ファンタジー嫌いの私でも18世紀末から19世紀初頭あたりの物語は読むのだ。

本をあちこち探し歩いていた頃つなぎで読んだのが「シルヴィーとブルーノ」。
「不思議の国のアリス」で有名なルイス・キャロル作。
ヴィクトリア朝時代を生きる語り手の現実世界と妖精の子供であるシルヴィー・ブルーノの姉弟が暮らすフェアリーランド、アウトランドなどの世界が交互に語られる。

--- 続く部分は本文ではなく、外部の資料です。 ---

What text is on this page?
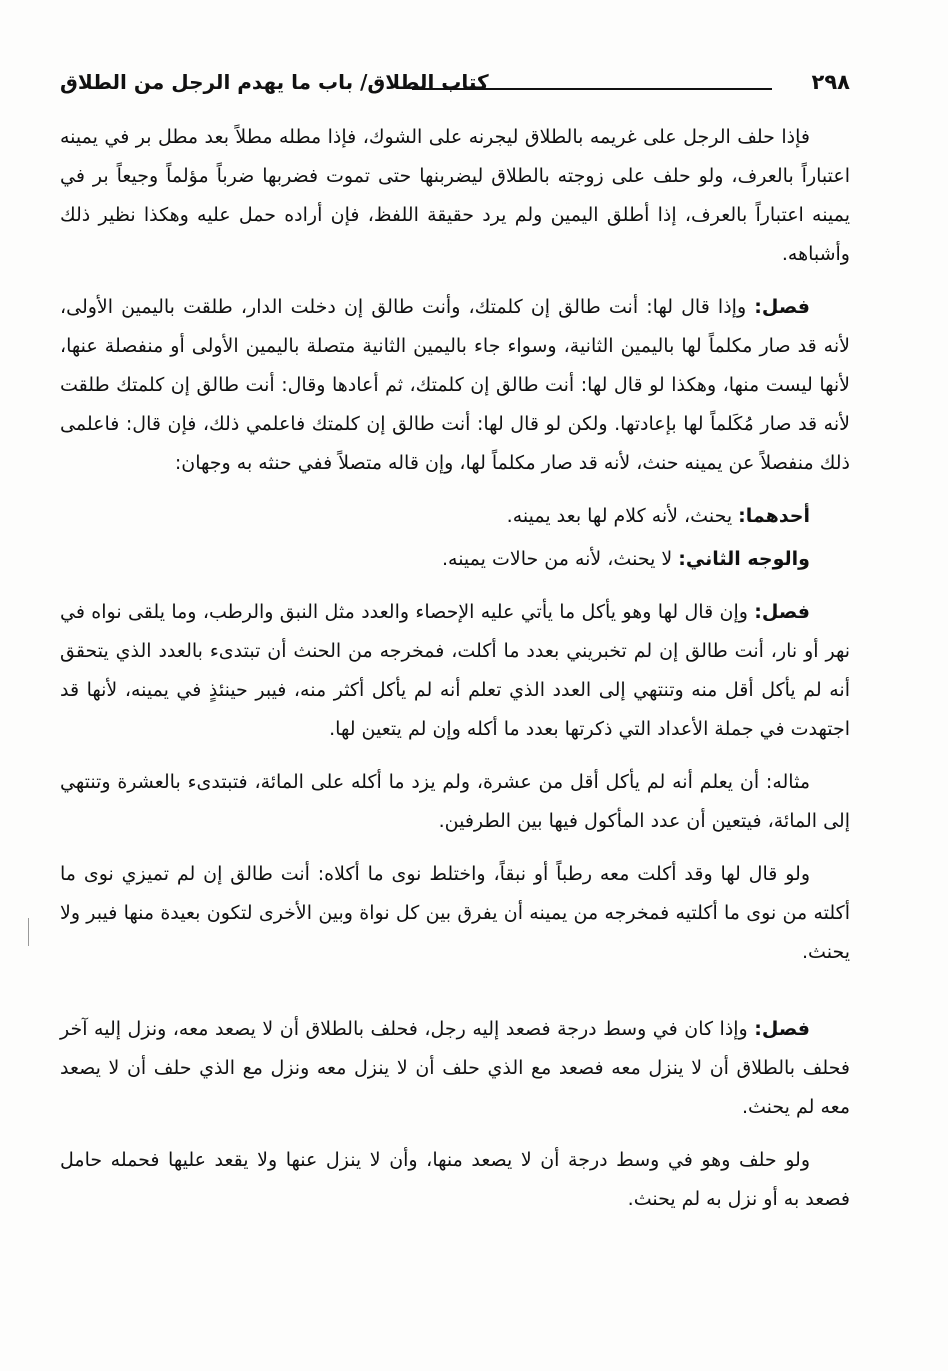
٢٩٨
كتاب الطلاق/ باب ما يهدم الرجل من الطلاق

فإذا حلف الرجل على غريمه بالطلاق ليجرنه على الشوك، فإذا مطله مطلاً بعد مطل بر في يمينه اعتباراً بالعرف، ولو حلف على زوجته بالطلاق ليضربنها حتى تموت فضربها ضرباً مؤلماً وجيعاً بر في يمينه اعتباراً بالعرف، إذا أطلق اليمين ولم يرد حقيقة اللفظ، فإن أراده حمل عليه وهكذا نظير ذلك وأشباهه.

فصل: وإذا قال لها: أنت طالق إن كلمتك، وأنت طالق إن دخلت الدار، طلقت باليمين الأولى، لأنه قد صار مكلماً لها باليمين الثانية، وسواء جاء باليمين الثانية متصلة باليمين الأولى أو منفصلة عنها، لأنها ليست منها، وهكذا لو قال لها: أنت طالق إن كلمتك، ثم أعادها وقال: أنت طالق إن كلمتك طلقت لأنه قد صار مُكَلماً لها بإعادتها. ولكن لو قال لها: أنت طالق إن كلمتك فاعلمي ذلك، فإن قال: فاعلمى ذلك منفصلاً عن يمينه حنث، لأنه قد صار مكلماً لها، وإن قاله متصلاً ففي حنثه به وجهان:

أحدهما: يحنث، لأنه كلام لها بعد يمينه.

والوجه الثاني: لا يحنث، لأنه من حالات يمينه.

فصل: وإن قال لها وهو يأكل ما يأتي عليه الإحصاء والعدد مثل النبق والرطب، وما يلقى نواه في نهر أو نار، أنت طالق إن لم تخبريني بعدد ما أكلت، فمخرجه من الحنث أن تبتدىء بالعدد الذي يتحقق أنه لم يأكل أقل منه وتنتهي إلى العدد الذي تعلم أنه لم يأكل أكثر منه، فيبر حينئذٍ في يمينه، لأنها قد اجتهدت في جملة الأعداد التي ذكرتها بعدد ما أكله وإن لم يتعين لها.

مثاله: أن يعلم أنه لم يأكل أقل من عشرة، ولم يزد ما أكله على المائة، فتبتدىء بالعشرة وتنتهي إلى المائة، فيتعين أن عدد المأكول فيها بين الطرفين.

ولو قال لها وقد أكلت معه رطباً أو نبقاً، واختلط نوى ما أكلاه: أنت طالق إن لم تميزي نوى ما أكلته من نوى ما أكلتيه فمخرجه من يمينه أن يفرق بين كل نواة وبين الأخرى لتكون بعيدة منها فيبر ولا يحنث.

فصل: وإذا كان في وسط درجة فصعد إليه رجل، فحلف بالطلاق أن لا يصعد معه، ونزل إليه آخر فحلف بالطلاق أن لا ينزل معه فصعد مع الذي حلف أن لا ينزل معه ونزل مع الذي حلف أن لا يصعد معه لم يحنث.

ولو حلف وهو في وسط درجة أن لا يصعد منها، وأن لا ينزل عنها ولا يقعد عليها فحمله حامل فصعد به أو نزل به لم يحنث.
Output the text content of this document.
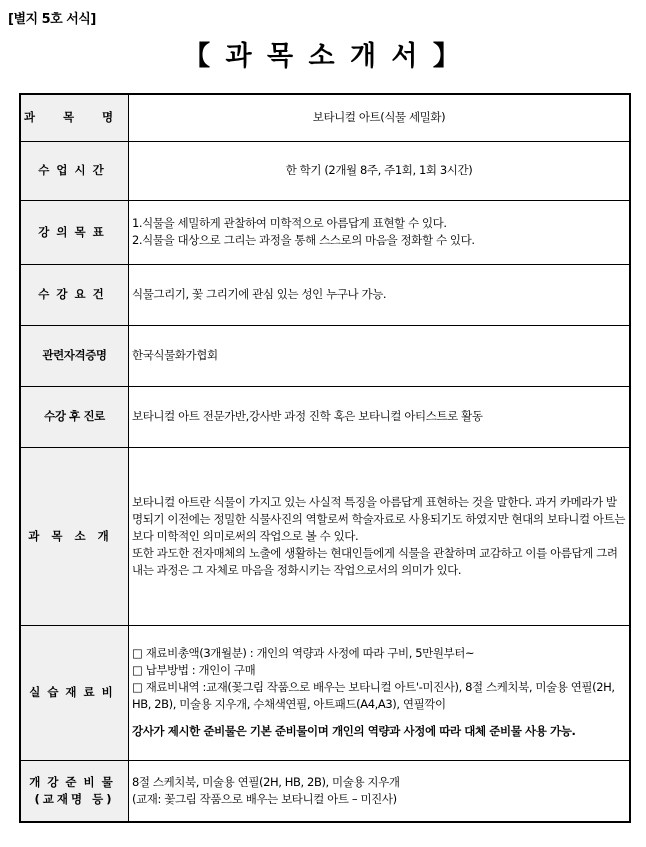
[별지 5호 서식]
【 과 목 소 개 서 】
과 목 명	보타니컬 아트(식물 세밀화)
수업시간	한 학기 (2개월 8주, 주1회, 1회 3시간)
강의목표	1.식물을 세밀하게 관찰하여 미학적으로 아름답게 표현할 수 있다.
2.식물을 대상으로 그리는 과정을 통해 스스로의 마음을 정화할 수 있다.

수강요건	식물그리기, 꽃 그리기에 관심 있는 성인 누구나 가능.
관련자격증명	한국식물화가협회
수강 후 진로	보타니컬 아트 전문가반,강사반 과정 진학 혹은 보타니컬 아티스트로 활동
과목소개	보타니컬 아트란 식물이 가지고 있는 사실적 특징을 아름답게 표현하는 것을 말한다. 과거 카메라가 발명되기 이전에는 정밀한 식물사진의 역할로써 학술자료로 사용되기도 하였지만 현대의 보타니컬 아트는 보다 미학적인 의미로써의 작업으로 볼 수 있다.
또한 과도한 전자매체의 노출에 생활하는 현대인들에게 식물을 관찰하며 교감하고 이를 아름답게 그려내는 과정은 그 자체로 마음을 정화시키는 작업으로서의 의미가 있다.

실습재료비	□ 재료비총액(3개월분) : 개인의 역량과 사정에 따라 구비, 5만원부터~
□ 납부방법 : 개인이 구매
□ 재료비내역 :교재(꽃그림 작품으로 배우는 보타니컬 아트'-미진사), 8절 스케치북, 미술용 연필(2H, HB, 2B), 미술용 지우개, 수채색연필, 아트패드(A4,A3), 연필깍이
강사가 제시한 준비물은 기본 준비물이며 개인의 역량과 사정에 따라 대체 준비물 사용 가능.

개강준비물
(교재명 등)	8절 스케치북, 미술용 연필(2H, HB, 2B), 미술용 지우개
(교재: 꽃그림 작품으로 배우는 보타니컬 아트 – 미진사)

最初は語り手がまどろむとシルヴィーたちの世界に入り込むという状態だったが、物語が進むにつれシルヴィーたちが人間の子供の姿になって現実世界に現れ、語り手や他の人間達と交流を深めていく。
実は何年も前に買ったのに序文でうんざりし、いわゆる積ん読状態だった本。
今回は頑張っていかにも神経質な人らしいくどくどしい序文を乗り越えて完読!
キャロルのユーモアは楽しい部分も多いが難しさもある。
理屈っぽいわ、ナンセンス詩の意味がわからんわで苦労して読み進め、次第におもしろさを感じてきたのに物語が未完とは・・・とほほ。
原文では「シルヴィーとブルーノ・完結編」があるのだが日本語版は刊行されていない。
すでに著作権は切れているということでネットで邦訳を読むことはできる。
なかなかパソコンで読む時間がとれないのでプリントアウトするかなんかしていずれ読むつもり。
シルヴィーとブルーノそして彼らの父親の地位を奪おうとする企てが最初に語られたまま、その後どうなったのかわからないところがとても気にかかる。

挿絵はハリー・ファーニス。
sylviebruno
特徴のある絵ではないが、脇役たちの造形が漫画みたいでおもしろい。
これはフェアリーランドへ向かう途中ドッグランドを通る際に王様に謁見している図。
謁見と言っても思わず「わんちゃん」と呼んで頭なでなでしてしまい家来たちをギョッとさせている。
犬たちの描き分けや表情が楽しい。